Assistance for victims

On Thursday, a school teacher from the United Arab Emirates was fined $10,000 on two counts of touching the buttocks of two 27-year-old stewardesses on Aug 19.

A third charge of him brushing his hand against a 23-year-old woman's thigh was considered during sentencing.

Ahmad Abdulla Saleh Alyasi, 41, was on board an SIA flight from Dubai to Singapore with his wife and five children when he molested the three stewardesses.

He was arrested on arrival in Singapore.

Earlier this week, an Australian, Rajput Sandeep Singh, 30, apologised to a woman in open court for molesting her on board an SIA flight to Singapore from New Delhi on Aug 25.

The software developer was acquitted after paying the woman $2,000.

An SIA spokesman told TNP: "In the event that any suspected molest cases takes place on board our flights, we are always ready to assist our cabin crew members in filing a police report.

"Singapore Airlines cooperates fully in investigations by the police and all relevant authorities. "Cases of passengers who display errant behaviour on board our flights are reviewed internally before an appropriate course of action is decided.

"The company may consider options including a warning, a temporary or permanent prohibition of flying on Singapore Airlines and SilkAir flights, as well as taking legal action."

She added that SIA takes its employees' safety and security very seriously and takes various measures to promote a safe and secure working environment for cabin crew members.

Speaking up

Amy said: "We are trained to speak up during such incidents and to report them to our superiors immediately.

"They will then inform the captain of the flight. We will be asked if we want to pursue the matter and either our superiors or the captain will make a police report on our behalf if we decide to take it further with the passenger."

When contacted, Ms Corinna Lim, executive director of the Association of Women for Action and Research (Aware), commended SIA for encouraging its cabin crew members to speak up in situations when they feel that their modesty has been violated.

Ms Lim said: "Sexual harassment is a real problem and we do not have a culture of speaking up. The plane seems to be where sexual harassment happens a lot. When the lights go off, some men would think that they could get away with things.

"I know of a case where a female passenger was molested under her blanket when she fell asleep at her seat."

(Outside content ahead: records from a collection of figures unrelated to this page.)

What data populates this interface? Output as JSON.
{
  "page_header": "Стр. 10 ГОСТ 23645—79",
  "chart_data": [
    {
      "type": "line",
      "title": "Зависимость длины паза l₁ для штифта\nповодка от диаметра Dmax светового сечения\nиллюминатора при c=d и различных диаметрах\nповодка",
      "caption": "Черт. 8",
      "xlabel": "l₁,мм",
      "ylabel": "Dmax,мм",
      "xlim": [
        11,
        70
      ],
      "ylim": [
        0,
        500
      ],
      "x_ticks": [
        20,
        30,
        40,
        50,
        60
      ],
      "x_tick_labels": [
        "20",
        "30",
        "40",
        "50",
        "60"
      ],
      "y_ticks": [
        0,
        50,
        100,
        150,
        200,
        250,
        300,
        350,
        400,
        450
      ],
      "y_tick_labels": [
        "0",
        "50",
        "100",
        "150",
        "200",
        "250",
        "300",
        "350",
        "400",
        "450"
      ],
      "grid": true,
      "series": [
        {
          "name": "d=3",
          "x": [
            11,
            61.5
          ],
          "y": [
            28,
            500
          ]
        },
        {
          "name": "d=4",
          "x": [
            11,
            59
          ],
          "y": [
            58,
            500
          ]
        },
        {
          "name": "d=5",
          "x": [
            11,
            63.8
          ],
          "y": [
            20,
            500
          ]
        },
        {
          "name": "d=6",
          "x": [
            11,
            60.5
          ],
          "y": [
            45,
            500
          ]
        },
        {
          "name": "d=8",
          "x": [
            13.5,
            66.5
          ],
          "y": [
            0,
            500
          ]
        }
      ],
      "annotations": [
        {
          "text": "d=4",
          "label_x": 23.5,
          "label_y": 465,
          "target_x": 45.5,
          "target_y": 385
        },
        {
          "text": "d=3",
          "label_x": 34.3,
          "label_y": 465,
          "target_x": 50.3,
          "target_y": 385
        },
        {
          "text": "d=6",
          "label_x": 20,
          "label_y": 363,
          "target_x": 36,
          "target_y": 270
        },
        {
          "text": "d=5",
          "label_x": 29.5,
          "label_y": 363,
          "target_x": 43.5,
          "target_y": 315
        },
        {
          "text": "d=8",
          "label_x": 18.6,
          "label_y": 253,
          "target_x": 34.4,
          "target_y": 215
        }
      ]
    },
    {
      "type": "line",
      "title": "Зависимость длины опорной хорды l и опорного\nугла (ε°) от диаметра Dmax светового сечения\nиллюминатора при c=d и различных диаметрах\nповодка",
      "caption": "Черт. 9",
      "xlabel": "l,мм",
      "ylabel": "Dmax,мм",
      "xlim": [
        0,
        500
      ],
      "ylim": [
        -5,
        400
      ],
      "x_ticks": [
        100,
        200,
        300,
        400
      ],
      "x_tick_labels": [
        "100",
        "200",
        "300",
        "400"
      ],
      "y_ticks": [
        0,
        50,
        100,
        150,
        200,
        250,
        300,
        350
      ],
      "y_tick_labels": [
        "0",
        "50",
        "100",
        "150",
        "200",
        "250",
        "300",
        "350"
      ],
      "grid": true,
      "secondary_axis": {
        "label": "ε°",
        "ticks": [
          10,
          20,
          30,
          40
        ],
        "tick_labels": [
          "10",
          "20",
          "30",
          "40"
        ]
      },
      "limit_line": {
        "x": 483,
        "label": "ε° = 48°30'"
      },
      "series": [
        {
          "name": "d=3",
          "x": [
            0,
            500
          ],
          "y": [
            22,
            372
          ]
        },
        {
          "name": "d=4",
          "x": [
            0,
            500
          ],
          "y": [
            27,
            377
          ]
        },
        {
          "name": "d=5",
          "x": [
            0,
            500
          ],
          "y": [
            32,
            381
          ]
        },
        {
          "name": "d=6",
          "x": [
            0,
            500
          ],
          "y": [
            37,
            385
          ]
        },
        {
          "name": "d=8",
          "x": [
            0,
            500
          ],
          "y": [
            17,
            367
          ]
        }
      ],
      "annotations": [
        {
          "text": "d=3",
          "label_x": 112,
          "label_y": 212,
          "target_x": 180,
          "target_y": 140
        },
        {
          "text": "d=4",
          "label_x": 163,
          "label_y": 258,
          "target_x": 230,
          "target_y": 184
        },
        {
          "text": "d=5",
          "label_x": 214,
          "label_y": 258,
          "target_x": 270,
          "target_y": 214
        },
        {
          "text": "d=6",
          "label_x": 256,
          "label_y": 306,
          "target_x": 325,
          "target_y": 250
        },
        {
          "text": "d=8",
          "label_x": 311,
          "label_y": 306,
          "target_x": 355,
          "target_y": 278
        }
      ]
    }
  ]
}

As for air stewardesses getting molested while on board, Ms Lim said: "As the planes are small, in some instances, the touching could be accidental.

"The air stewardess should tell the male passenger to keep his hands within his seat and make sure that he doesn't do it again.

"She should also alert her fellow cabin crew members to keep a lookout for her, so that she can be sure that it wasn't accidental, and report the incident to her supervisor at the very least."

TNP also asked Qantas, Emirates and Finnair for their take on potential molest on board their flights, but they declined to comment.

Ms Jenny Teng, an air stewardess with a foreign airline for the past 15 years, said: "I have not been molested in flight before. But I have colleagues who have had such experiences.

"We have not been trained to handle such situations. But in most cases, we would alert our supervisors and they would speak to the passengers on our behalf. Of course, the passengers would deny they did anything wrong."